Real-life functions will usually be larger than the ones shown here --- typically half a dozen to a few dozen lines --- but
they shouldn't ever be much longer than that,
or the next person who reads it won't be able to understand what's going on.

Run the example `example`.

In [None]:
example()

## Exercises

1.  "Adding" two strings produces their concatenation: `'a' + 'b'` is `'ab'`. Write a function called `fence` that takes two parameters, `original` and `wrapper`, and returns a new string that has the wrapper character at the beginning and end of the original.

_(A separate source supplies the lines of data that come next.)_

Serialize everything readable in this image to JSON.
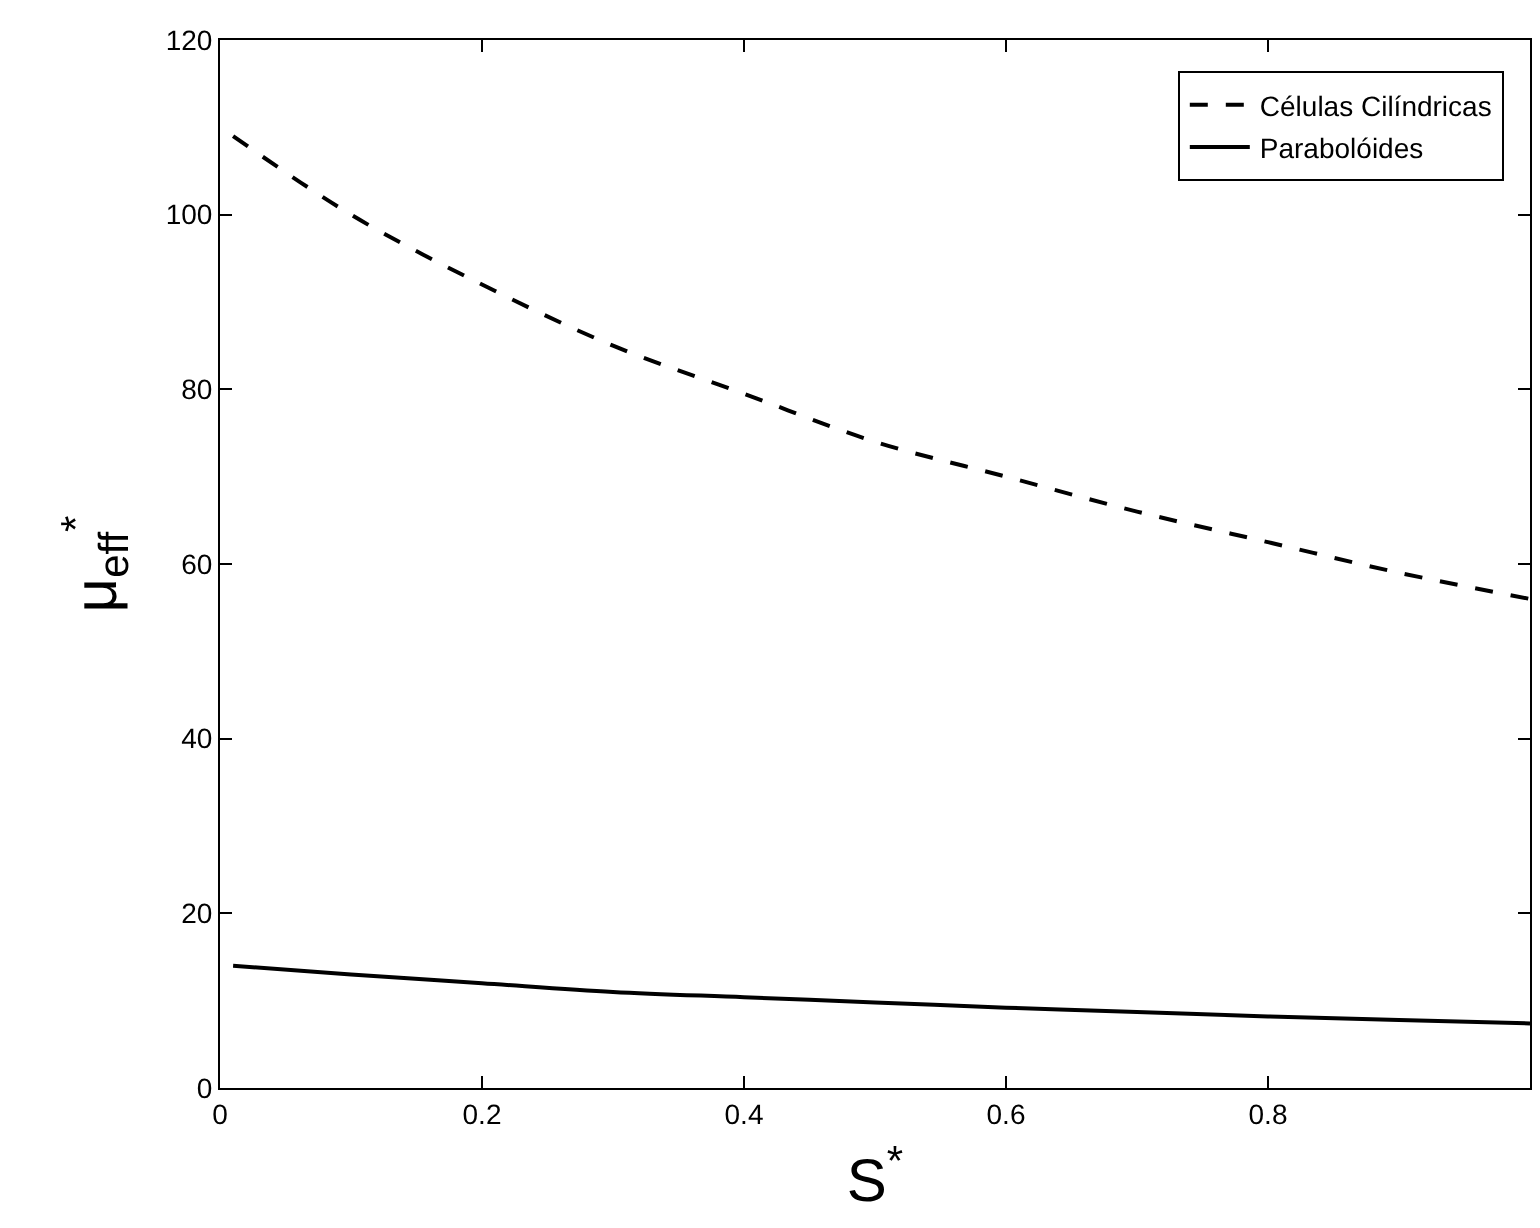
{
  "chart_data": {
    "type": "line",
    "xlabel": "S$^{*}$",
    "ylabel": "μ$_{eff}$$^{*}$",
    "xlim": [
      0,
      1
    ],
    "xticks": [
      0,
      0.2,
      0.4,
      0.6,
      0.8
    ],
    "ylim": [
      0,
      120
    ],
    "yticks": [
      0,
      20,
      40,
      60,
      80,
      100,
      120
    ],
    "legend": "top right",
    "marker": "none",
    "series": [
      {
        "name": "Células Cilíndricas",
        "color": "#000000",
        "line_style": "dashed",
        "x": [
          0.01,
          0.1,
          0.2,
          0.3,
          0.4,
          0.5,
          0.6,
          0.7,
          0.8,
          0.9,
          1.0
        ],
        "values": [
          109,
          100,
          92,
          85,
          79.5,
          74,
          70,
          66,
          62.5,
          59,
          56
        ]
      },
      {
        "name": "Parabolóides",
        "color": "#000000",
        "line_style": "solid",
        "x": [
          0.01,
          0.1,
          0.2,
          0.3,
          0.4,
          0.5,
          0.6,
          0.7,
          0.8,
          0.9,
          1.0
        ],
        "values": [
          14,
          13,
          12,
          11,
          10.4,
          9.8,
          9.2,
          8.7,
          8.2,
          7.8,
          7.4
        ]
      }
    ]
  }
}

1. Write a function, `normalize`, that takes an array as input and returns a corresponding array of values scaled to the range $[0,1]$. (Hint: Look at NumPy functions such as `arange` and `linspace` to see how their arguments are defined.)

1.  Rewrite your `normalize` function so that it scales data to $[0,1]$ by default, but allows a user to optionally specify the lower and upper bounds.

## Summary

More info in the Python documentation.

https://docs.python.org/3/tutorial/controlflow.html#defining-functions

https://docs.python.org/3/tutorial/controlflow.html#more-on-defining-functions
including default arguments

Unresolved: formal versus actual parameters.

Unresolved: global variables.

If your function doesn't fit on a screen, it's too long.
Break it up.

The process of building larger programs from smaller functions--composition--is a key element of scientific programing.

How do we know a function is working as we expect?
This is *unit testing*, covered later.